Why we travel: Kate Bradbury on why Costa Rica should be a blueprint for conservation

Reflecting on a trip to Central America, the TV presenter wonders what the UK would look like if it invested in the natural world as much as Costa Rica does.

By Kate Bradbury
Published 2 Jul 2020, 08:04 BST
Costa Rica is a place prized for its pristine rainforest and abundant wildlife.

Costa Rica is a place prized for its pristine rainforest and abundant wildlife.

Photograph by Alamy

As a wildlife gardener, I’m fascinated by plants and wildlife. I’m happiest among trees — be they the woodlands of Britain or the jungles of the tropics. I love seeing how different plants grow, how ecosystems work, and I can spend hours just sitting and listening to the sounds of the forest.

Some of this love for woodland percolates down into the way I garden. Mimicking the woodland glade, I grow layers of native trees, shrubs and herbaceous plants to create a web, or food chain for wildlife to feed from and live among. If all of us gardened for wildlife, we could create a network of mini forests outside our back door, all over the world. 

For this reason, I was desperate to visit Costa Rica, a place prized for its pristine rainforest and abundant wildlife.

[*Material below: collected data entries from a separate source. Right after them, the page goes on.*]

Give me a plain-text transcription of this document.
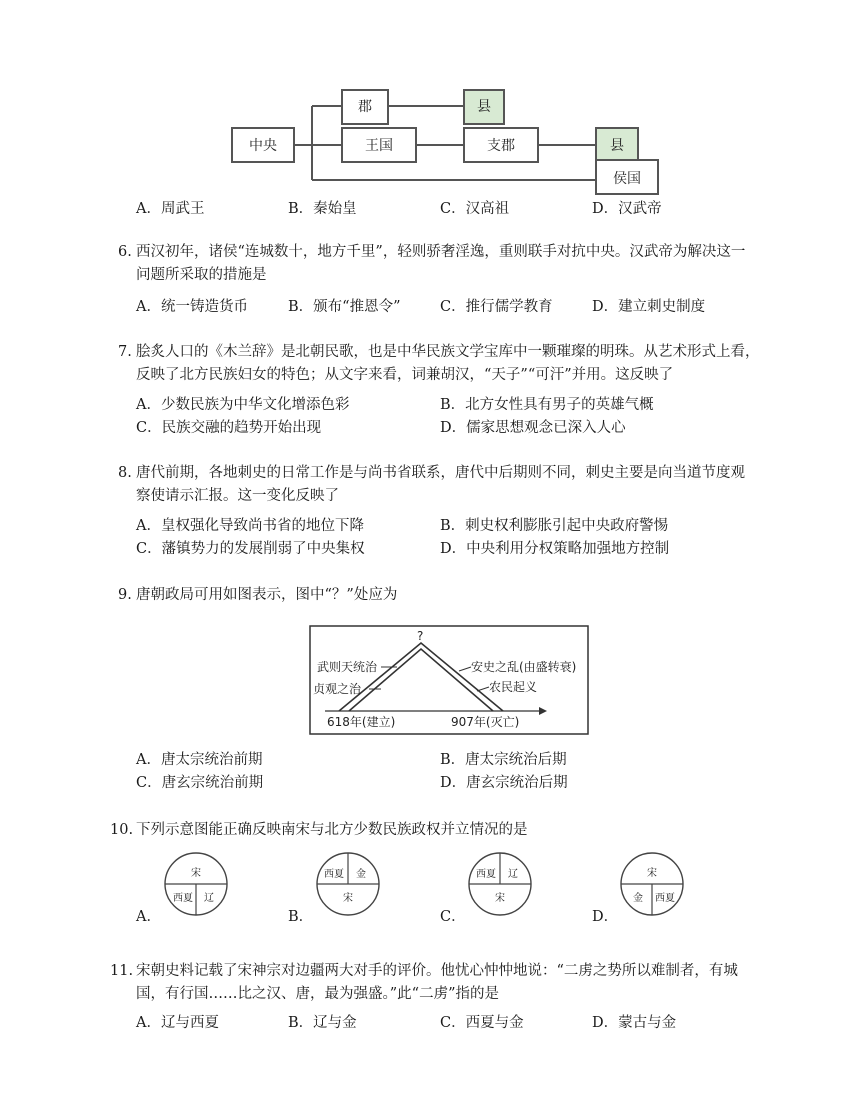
中央
郡	县
王国	支郡	县
侯国
A．周武王	B．秦始皇	C．汉高祖	D．汉武帝
6. 西汉初年，诸侯“连城数十，地方千里”，轻则骄奢淫逸，重则联手对抗中央。汉武帝为解决这一
问题所采取的措施是
A．统一铸造货币	B．颁布“推恩令”	C．推行儒学教育	D．建立刺史制度
7. 脍炙人口的《木兰辞》是北朝民歌，也是中华民族文学宝库中一颗璀璨的明珠。从艺术形式上看，
反映了北方民族妇女的特色；从文字来看，词兼胡汉，“天子”“可汗”并用。这反映了
A．少数民族为中华文化增添色彩	B．北方女性具有男子的英雄气概
C．民族交融的趋势开始出现	D．儒家思想观念已深入人心
8. 唐代前期，各地刺史的日常工作是与尚书省联系，唐代中后期则不同，刺史主要是向当道节度观
察使请示汇报。这一变化反映了
A．皇权强化导致尚书省的地位下降	B．刺史权利膨胀引起中央政府警惕
C．藩镇势力的发展削弱了中央集权	D．中央利用分权策略加强地方控制
9. 唐朝政局可用如图表示，图中“？”处应为
?
武则天统治
贞观之治
安史之乱(由盛转衰)
农民起义
618年(建立)	907年(灭亡)
A．唐太宗统治前期	B．唐太宗统治后期
C．唐玄宗统治前期	D．唐玄宗统治后期
10. 下列示意图能正确反映南宋与北方少数民族政权并立情况的是
A．
宋
西夏 辽
B．
西夏 金
宋
C．
西夏 辽
宋
D．
宋
金 西夏
11. 宋朝史料记载了宋神宗对边疆两大对手的评价。他忧心忡忡地说：“二虏之势所以难制者，有城
国，有行国……比之汉、唐，最为强盛。”此“二虏”指的是
A．辽与西夏	B．辽与金	C．西夏与金	D．蒙古与金
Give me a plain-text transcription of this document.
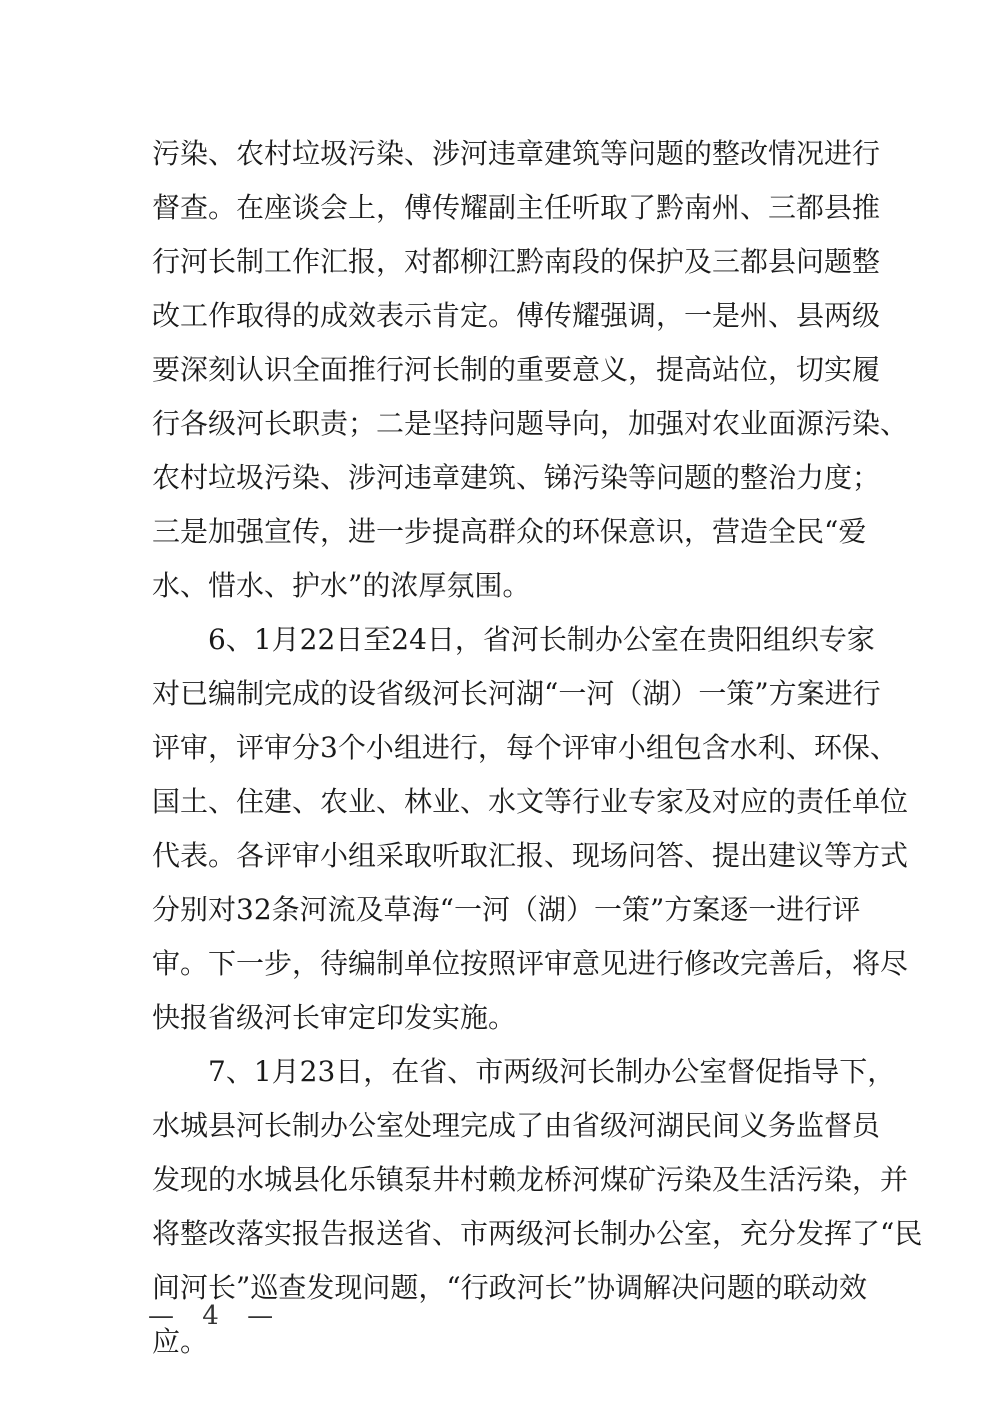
污染、农村垃圾污染、涉河违章建筑等问题的整改情况进行
督查。在座谈会上，傅传耀副主任听取了黔南州、三都县推
行河长制工作汇报，对都柳江黔南段的保护及三都县问题整
改工作取得的成效表示肯定。傅传耀强调，一是州、县两级
要深刻认识全面推行河长制的重要意义，提高站位，切实履
行各级河长职责；二是坚持问题导向，加强对农业面源污染、
农村垃圾污染、涉河违章建筑、锑污染等问题的整治力度；
三是加强宣传，进一步提高群众的环保意识，营造全民“爱
水、惜水、护水”的浓厚氛围。
6、1月22日至24日，省河长制办公室在贵阳组织专家
对已编制完成的设省级河长河湖“一河（湖）一策”方案进行
评审，评审分3个小组进行，每个评审小组包含水利、环保、
国土、住建、农业、林业、水文等行业专家及对应的责任单位
代表。各评审小组采取听取汇报、现场问答、提出建议等方式
分别对32条河流及草海“一河（湖）一策”方案逐一进行评
审。下一步，待编制单位按照评审意见进行修改完善后，将尽
快报省级河长审定印发实施。
7、1月23日，在省、市两级河长制办公室督促指导下，
水城县河长制办公室处理完成了由省级河湖民间义务监督员
发现的水城县化乐镇泵井村赖龙桥河煤矿污染及生活污染，并
将整改落实报告报送省、市两级河长制办公室，充分发挥了“民
间河长”巡查发现问题，“行政河长”协调解决问题的联动效
应。
— 4 —
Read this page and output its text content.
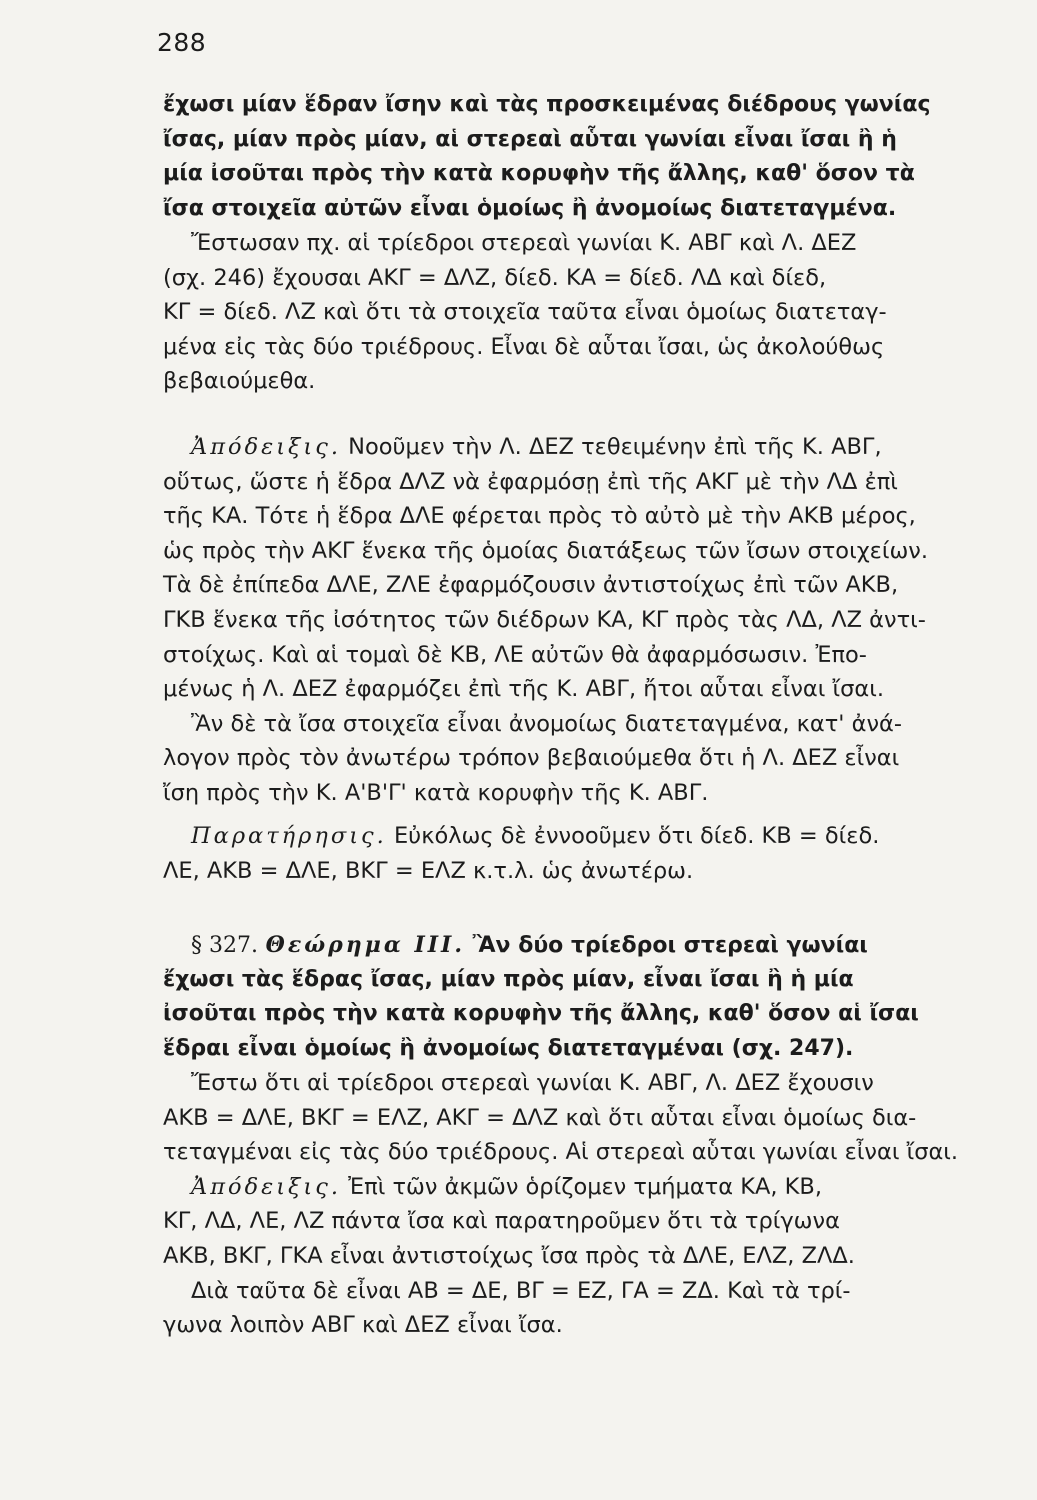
288
ἔχωσι μίαν ἕδραν ἴσην καὶ τὰς προσκειμένας διέδρους γωνίας
ἴσας, μίαν πρὸς μίαν, αἱ στερεαὶ αὗται γωνίαι εἶναι ἴσαι ἢ ἡ
μία ἰσοῦται πρὸς τὴν κατὰ κορυφὴν τῆς ἄλλης, καθ' ὅσον τὰ
ἴσα στοιχεῖα αὐτῶν εἶναι ὁμοίως ἢ ἀνομοίως διατεταγμένα.
Ἔστωσαν πχ. αἱ τρίεδροι στερεαὶ γωνίαι Κ. ΑΒΓ καὶ Λ. ΔΕΖ
(σχ. 246) ἔχουσαι ΑΚΓ = ΔΛΖ, δίεδ. ΚΑ = δίεδ. ΛΔ καὶ δίεδ,
ΚΓ = δίεδ. ΛΖ καὶ ὅτι τὰ στοιχεῖα ταῦτα εἶναι ὁμοίως διατεταγ-
μένα εἰς τὰς δύο τριέδρους. Εἶναι δὲ αὗται ἴσαι, ὡς ἀκολούθως
βεβαιούμεθα.
Ἀπόδειξις. Νοοῦμεν τὴν Λ. ΔΕΖ τεθειμένην ἐπὶ τῆς Κ. ΑΒΓ,
οὕτως, ὥστε ἡ ἕδρα ΔΛΖ νὰ ἐφαρμόσῃ ἐπὶ τῆς ΑΚΓ μὲ τὴν ΛΔ ἐπὶ
τῆς ΚΑ. Τότε ἡ ἕδρα ΔΛΕ φέρεται πρὸς τὸ αὐτὸ μὲ τὴν ΑΚΒ μέρος,
ὡς πρὸς τὴν ΑΚΓ ἕνεκα τῆς ὁμοίας διατάξεως τῶν ἴσων στοιχείων.
Τὰ δὲ ἐπίπεδα ΔΛΕ, ΖΛΕ ἐφαρμόζουσιν ἀντιστοίχως ἐπὶ τῶν ΑΚΒ,
ΓΚΒ ἕνεκα τῆς ἰσότητος τῶν διέδρων ΚΑ, ΚΓ πρὸς τὰς ΛΔ, ΛΖ ἀντι-
στοίχως. Καὶ αἱ τομαὶ δὲ ΚΒ, ΛΕ αὐτῶν θὰ ἀφαρμόσωσιν. Ἐπο-
μένως ἡ Λ. ΔΕΖ ἐφαρμόζει ἐπὶ τῆς Κ. ΑΒΓ, ἤτοι αὗται εἶναι ἴσαι.
Ἂν δὲ τὰ ἴσα στοιχεῖα εἶναι ἀνομοίως διατεταγμένα, κατ' ἀνά-
λογον πρὸς τὸν ἀνωτέρω τρόπον βεβαιούμεθα ὅτι ἡ Λ. ΔΕΖ εἶναι
ἴση πρὸς τὴν Κ. Α'Β'Γ' κατὰ κορυφὴν τῆς Κ. ΑΒΓ.
Παρατήρησις. Εὐκόλως δὲ ἐννοοῦμεν ὅτι δίεδ. ΚΒ = δίεδ.
ΛΕ, ΑΚΒ = ΔΛΕ, ΒΚΓ = ΕΛΖ κ.τ.λ. ὡς ἀνωτέρω.
§ 327. Θεώρημα ΙΙΙ. Ἂν δύο τρίεδροι στερεαὶ γωνίαι
ἔχωσι τὰς ἕδρας ἴσας, μίαν πρὸς μίαν, εἶναι ἴσαι ἢ ἡ μία
ἰσοῦται πρὸς τὴν κατὰ κορυφὴν τῆς ἄλλης, καθ' ὅσον αἱ ἴσαι
ἕδραι εἶναι ὁμοίως ἢ ἀνομοίως διατεταγμέναι (σχ. 247).
Ἔστω ὅτι αἱ τρίεδροι στερεαὶ γωνίαι Κ. ΑΒΓ, Λ. ΔΕΖ ἔχουσιν
ΑΚΒ = ΔΛΕ, ΒΚΓ = ΕΛΖ, ΑΚΓ = ΔΛΖ καὶ ὅτι αὗται εἶναι ὁμοίως δια-
τεταγμέναι εἰς τὰς δύο τριέδρους. Αἱ στερεαὶ αὗται γωνίαι εἶναι ἴσαι.
Ἀπόδειξις. Ἐπὶ τῶν ἀκμῶν ὁρίζομεν τμήματα ΚΑ, ΚΒ,
ΚΓ, ΛΔ, ΛΕ, ΛΖ πάντα ἴσα καὶ παρατηροῦμεν ὅτι τὰ τρίγωνα
ΑΚΒ, ΒΚΓ, ΓΚΑ εἶναι ἀντιστοίχως ἴσα πρὸς τὰ ΔΛΕ, ΕΛΖ, ΖΛΔ.
Διὰ ταῦτα δὲ εἶναι ΑΒ = ΔΕ, ΒΓ = ΕΖ, ΓΑ = ΖΔ. Καὶ τὰ τρί-
γωνα λοιπὸν ΑΒΓ καὶ ΔΕΖ εἶναι ἴσα.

I wanted to immerse myself in jungle life, looking out for rainbow-coloured birds, elusive sloths and howler monkeys as I journeyed through the rainforest.

“Costa Rica taught me hope. The cities are busy, the beaches packed with tourists, but everything else is still alive with nature.”

by Kate Bradbury

I finally began with a trip along the Osa Peninsula, a large swathe of rainforest in the southernmost region, where jaguars and tapirs roam and access to humans is limited. I stayed in wooden lodges — open to the elements — and fell asleep at night to the sound of bats flitting around me. I took a seven-hour jungle tour with a guide, where we found tropical birds, trees that had been ‘eaten inside out’ by parasitic vines and listened to the calls of howler monkeys; I loved the howler monkeys most of all.

From the Osa Peninsula, I travelled north to Costa Rica’s cloud forest — a very different type of forest to that which most of us are accustomed to. It sits at a higher altitude than rainforest, literally in the clouds. Here, I found very different sorts of creatures, too: sloths and hummingbirds, as well as marvellous curtains of moss and epiphytes that hung from the trees. 

In contrast with the rest of the world, Costa Rica is investing in its forests. It leads our planet in areas of sustainability and biodiversity, and plans to be carbon neutral by 2050. After years of deforestation, it’s working to recover land with trees and has doubled the nation’s forested areas in the past 30 years. 

At home, I strive to encourage gardeners to make habitats for wildlife, to help compensate for the degradation of British countryside and the loss of habitats like woodland. Sometimes, I feel I’m fighting a battle I’ll never win, that no amount of wildlife gardening will compensate for the gradual depletion of our natural world. 

But Costa Rica taught me hope. The cities are still busy, the beaches that remain might be filled with tourists, but everything else is alive with nature. Imagine, if we invested in the natural world as much as Costa Rica does, what could our country look like?